そしてなにより変わったのは、バックミュージックがかかっていること。あの、古いスピーカーから割れるような音が流れているのを聞くと、ぼろくて簡易な作りの海の家を思い出してしまう。沖縄まで来て海の家を思い出してしまうとは、まったく興ざめ。鳩間島できれいな海を見てきたせいもあるが、海自体もすごい濁っていて、離島ブームに西表島がもっとも注目を集めていることが実感させられた。少しだけ泳いでいつものところで水シャワーを浴び、日に数本しかないバスで戻ってくる。お客さんどこまで?みどり荘まで。と言うと、しっかりみどり荘の前で降ろしてくれるのは、さすが田舎のバスである。

本日の活動は、これにて終了。今日はどれくらいの人が泊まっているかと思いきや、YHには常連さんを入れても、十人くらいしかいないようだ。

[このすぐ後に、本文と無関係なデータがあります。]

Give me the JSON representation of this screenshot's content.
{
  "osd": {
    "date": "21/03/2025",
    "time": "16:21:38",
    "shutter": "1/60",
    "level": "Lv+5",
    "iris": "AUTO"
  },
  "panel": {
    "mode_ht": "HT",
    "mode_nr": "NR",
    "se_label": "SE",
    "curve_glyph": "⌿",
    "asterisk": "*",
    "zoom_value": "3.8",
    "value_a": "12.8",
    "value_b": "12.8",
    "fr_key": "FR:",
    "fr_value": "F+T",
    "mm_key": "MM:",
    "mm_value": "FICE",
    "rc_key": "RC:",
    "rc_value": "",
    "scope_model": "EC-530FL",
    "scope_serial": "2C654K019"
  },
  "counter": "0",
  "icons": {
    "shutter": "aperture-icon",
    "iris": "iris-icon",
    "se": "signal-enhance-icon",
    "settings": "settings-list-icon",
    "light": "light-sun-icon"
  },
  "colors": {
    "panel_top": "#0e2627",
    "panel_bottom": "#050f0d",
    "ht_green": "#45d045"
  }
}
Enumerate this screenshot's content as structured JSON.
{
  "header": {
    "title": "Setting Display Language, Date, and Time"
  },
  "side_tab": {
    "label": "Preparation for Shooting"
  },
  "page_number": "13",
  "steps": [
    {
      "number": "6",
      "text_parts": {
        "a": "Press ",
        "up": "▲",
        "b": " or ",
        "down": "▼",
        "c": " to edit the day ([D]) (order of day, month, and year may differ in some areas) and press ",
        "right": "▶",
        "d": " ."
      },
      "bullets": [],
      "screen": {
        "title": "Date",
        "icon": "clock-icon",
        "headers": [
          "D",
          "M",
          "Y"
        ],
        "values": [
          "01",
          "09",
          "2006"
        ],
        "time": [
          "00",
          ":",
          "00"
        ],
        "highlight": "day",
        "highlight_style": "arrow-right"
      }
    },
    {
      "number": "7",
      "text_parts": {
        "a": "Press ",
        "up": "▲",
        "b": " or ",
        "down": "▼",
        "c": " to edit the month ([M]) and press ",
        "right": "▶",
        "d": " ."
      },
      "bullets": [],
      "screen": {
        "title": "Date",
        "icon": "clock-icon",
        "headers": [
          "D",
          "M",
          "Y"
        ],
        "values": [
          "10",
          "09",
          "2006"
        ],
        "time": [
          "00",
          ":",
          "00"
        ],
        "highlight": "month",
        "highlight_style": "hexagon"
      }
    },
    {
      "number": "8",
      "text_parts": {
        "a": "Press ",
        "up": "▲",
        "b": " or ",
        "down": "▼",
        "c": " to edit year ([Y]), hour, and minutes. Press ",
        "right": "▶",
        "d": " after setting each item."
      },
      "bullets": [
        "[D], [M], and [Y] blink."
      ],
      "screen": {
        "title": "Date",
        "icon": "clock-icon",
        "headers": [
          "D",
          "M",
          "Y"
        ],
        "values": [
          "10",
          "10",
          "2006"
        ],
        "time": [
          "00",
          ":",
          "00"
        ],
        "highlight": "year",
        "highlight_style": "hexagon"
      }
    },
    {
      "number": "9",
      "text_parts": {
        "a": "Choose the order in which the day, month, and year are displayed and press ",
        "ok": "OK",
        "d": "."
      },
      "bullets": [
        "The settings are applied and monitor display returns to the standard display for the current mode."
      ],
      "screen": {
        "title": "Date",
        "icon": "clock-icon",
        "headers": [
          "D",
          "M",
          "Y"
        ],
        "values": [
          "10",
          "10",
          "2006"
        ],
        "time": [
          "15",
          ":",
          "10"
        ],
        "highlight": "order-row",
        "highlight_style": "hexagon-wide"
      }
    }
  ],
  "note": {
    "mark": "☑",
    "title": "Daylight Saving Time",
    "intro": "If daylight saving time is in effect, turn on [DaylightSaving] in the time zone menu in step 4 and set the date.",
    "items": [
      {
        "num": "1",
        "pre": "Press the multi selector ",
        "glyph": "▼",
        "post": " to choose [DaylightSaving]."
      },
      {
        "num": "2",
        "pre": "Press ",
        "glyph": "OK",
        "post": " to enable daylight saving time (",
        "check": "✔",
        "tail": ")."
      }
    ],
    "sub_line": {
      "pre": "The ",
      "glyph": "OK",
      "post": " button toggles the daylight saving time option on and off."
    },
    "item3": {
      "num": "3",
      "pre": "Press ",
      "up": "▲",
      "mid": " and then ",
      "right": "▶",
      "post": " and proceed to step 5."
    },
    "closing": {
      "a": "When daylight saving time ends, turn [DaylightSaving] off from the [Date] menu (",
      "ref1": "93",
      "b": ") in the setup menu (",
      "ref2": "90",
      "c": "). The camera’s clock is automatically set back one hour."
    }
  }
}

そんな中、食事を終えて部屋に戻ってみると、まだ食事をしていない大学生と思われる二人連れがいた。もう食事できますよと言うと、人がまだいるからもう少し後にします。なんて言うではないか。これには愕然としてしまった。最近の若者事情を反映しているかのようだった。YHでの食事は、食堂で一緒にとるのが基本。そこで会話がはすむのだし、わざわざ別に食べるのなら、スーパーで買ってきた方が断然安いし、第一もっと安い宿はたくさんある。

二人は完全に二人の世界に入っていて、他の人と話をするようなことはまったくなかった。と言っても、食堂兼談話室には毎年訪れる常連さんしかいなくて、YHで育って結婚しても夫婦でいまだに使っている人たちや、前述のこもってしまう人たちなどしかいなくなってしまったようだ。最近の若い人たちは、ほとんど海外へ出てしまっているので、こんな寂しい状況に拍車をかけているのかもしれない。